In fact, a shift in diet can change your gut bacteria in a matter of days47

But, avoidance isn’t everything. You’ll also want to include the following types of foods in your diet to feed those healthy bacteria:

  • Fermented probiotic foods (lactofermented sauerkraut, kimchi, kombucha, etc)
  • Prebiotic foods (onion, garlic, asparagus, leeks, sunchokes, etc)
  • Resistant starch (green bananas, plantains, cooked and cooled rice, cooked and cooled potatoes and sweet potatoes, etc)48

In our clinical practice, we also find that taking a high-quality probiotic supplement can be helpful.

Grocery and health food stores are flooded with probiotics, but not all probiotics are created equal. So, given the extensive role gut health plays in the health of mami and baby, it really pays to get picky about this one.
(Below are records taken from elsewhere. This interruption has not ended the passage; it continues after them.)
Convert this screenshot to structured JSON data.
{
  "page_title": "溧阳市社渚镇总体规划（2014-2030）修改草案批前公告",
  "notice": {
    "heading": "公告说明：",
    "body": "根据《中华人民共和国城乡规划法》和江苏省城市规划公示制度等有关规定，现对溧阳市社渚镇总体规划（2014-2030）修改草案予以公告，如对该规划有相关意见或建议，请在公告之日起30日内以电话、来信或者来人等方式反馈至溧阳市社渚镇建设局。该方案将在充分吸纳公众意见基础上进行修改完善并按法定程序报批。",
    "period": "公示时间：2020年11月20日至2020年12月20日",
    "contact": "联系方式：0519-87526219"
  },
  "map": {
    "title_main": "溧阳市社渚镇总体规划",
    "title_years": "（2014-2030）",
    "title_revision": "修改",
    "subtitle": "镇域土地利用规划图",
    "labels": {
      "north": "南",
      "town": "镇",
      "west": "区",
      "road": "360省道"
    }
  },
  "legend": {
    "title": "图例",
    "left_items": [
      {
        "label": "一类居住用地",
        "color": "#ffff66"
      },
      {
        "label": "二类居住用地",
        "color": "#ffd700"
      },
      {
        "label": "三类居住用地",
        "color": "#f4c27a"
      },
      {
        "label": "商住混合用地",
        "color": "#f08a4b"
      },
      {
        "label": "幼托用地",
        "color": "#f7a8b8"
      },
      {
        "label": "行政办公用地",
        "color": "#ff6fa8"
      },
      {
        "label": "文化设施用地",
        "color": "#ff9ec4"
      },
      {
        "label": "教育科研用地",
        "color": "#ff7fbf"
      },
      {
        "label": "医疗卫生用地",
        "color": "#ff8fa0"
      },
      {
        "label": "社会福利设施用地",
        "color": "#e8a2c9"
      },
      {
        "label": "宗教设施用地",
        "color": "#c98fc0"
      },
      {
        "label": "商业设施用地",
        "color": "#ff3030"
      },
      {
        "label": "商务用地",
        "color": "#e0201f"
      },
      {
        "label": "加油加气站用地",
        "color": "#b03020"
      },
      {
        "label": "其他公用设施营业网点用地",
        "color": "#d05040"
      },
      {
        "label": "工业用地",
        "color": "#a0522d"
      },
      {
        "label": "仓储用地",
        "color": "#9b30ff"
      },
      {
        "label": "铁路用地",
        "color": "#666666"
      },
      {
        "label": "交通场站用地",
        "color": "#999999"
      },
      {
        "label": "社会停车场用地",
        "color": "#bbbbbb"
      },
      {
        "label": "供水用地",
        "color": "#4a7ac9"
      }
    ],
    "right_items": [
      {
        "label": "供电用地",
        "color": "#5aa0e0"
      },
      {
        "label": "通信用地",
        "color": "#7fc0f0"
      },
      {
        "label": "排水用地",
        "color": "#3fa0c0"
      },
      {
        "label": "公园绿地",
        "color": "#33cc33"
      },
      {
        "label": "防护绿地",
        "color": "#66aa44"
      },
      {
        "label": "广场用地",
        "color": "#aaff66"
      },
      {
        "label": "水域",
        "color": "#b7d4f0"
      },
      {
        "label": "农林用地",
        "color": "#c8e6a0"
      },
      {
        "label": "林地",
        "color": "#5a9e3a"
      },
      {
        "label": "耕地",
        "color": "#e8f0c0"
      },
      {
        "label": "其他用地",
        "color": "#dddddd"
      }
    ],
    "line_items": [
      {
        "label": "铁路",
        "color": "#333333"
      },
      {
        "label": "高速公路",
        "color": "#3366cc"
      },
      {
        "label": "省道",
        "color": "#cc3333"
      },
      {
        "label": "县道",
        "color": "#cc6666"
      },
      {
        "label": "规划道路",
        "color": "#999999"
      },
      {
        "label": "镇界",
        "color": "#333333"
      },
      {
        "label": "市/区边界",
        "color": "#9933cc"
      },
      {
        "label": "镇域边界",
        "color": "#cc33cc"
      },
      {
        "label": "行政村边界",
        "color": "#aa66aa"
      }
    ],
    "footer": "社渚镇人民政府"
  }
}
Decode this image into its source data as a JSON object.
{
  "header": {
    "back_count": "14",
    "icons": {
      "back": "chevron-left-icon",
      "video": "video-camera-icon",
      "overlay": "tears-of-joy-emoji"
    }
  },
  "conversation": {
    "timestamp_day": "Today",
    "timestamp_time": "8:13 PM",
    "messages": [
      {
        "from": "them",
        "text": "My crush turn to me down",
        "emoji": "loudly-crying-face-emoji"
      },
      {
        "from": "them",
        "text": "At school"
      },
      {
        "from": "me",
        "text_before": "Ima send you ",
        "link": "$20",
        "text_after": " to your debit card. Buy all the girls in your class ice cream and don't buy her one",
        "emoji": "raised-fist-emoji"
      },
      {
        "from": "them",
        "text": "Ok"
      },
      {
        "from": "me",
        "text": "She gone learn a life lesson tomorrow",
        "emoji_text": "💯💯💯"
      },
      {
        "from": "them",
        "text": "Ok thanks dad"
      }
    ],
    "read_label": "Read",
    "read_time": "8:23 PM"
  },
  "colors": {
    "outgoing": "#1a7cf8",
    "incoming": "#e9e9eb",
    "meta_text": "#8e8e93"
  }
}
One of our favorites is this product that has five researched strains of Lactobacilli and Bifidobacteria in acid-resistant capsule with pH targeted release to deliver maximal viable organisms to the digestive tract.

CHAPTER 8

Environmental toxins and pre-pregnancy detox

Environmental toxins are everywhere, and can affect reproductive health for generations.

Preconception is a perfect time to focus on limiting these exposures—and it’s not as hard as you may think! In this chapter we’ll tell you what to do.

Environmental toxins are ubiquitous​

Just a decade ago, it may have been considered quackery to suggest that common household chemicals could influence conception and birth outcomes.

Not any more.

For example, a 2004 study showed 287 chemicals in the umbilical cord blood of babies taken at birth, including pesticides, consumer product ingredients, and waste pollutants, and over 180 carcinogens.49

The American College of Obstetrics and Gynecology (ACOG) along with the American Society for Reproductive Medicine published a formal committee opinion on exposure to environmental chemicals in 2013 acknowledging that: “Patient exposure to toxic environmental chemicals and other stressors is ubiquitous, and preconception and prenatal exposure to toxic environmental agents can have a profound and lasting effect on reproductive health across the life course.”50

What this data confirms is that environmental toxins are everywhere, and can affect reproductive health for generations.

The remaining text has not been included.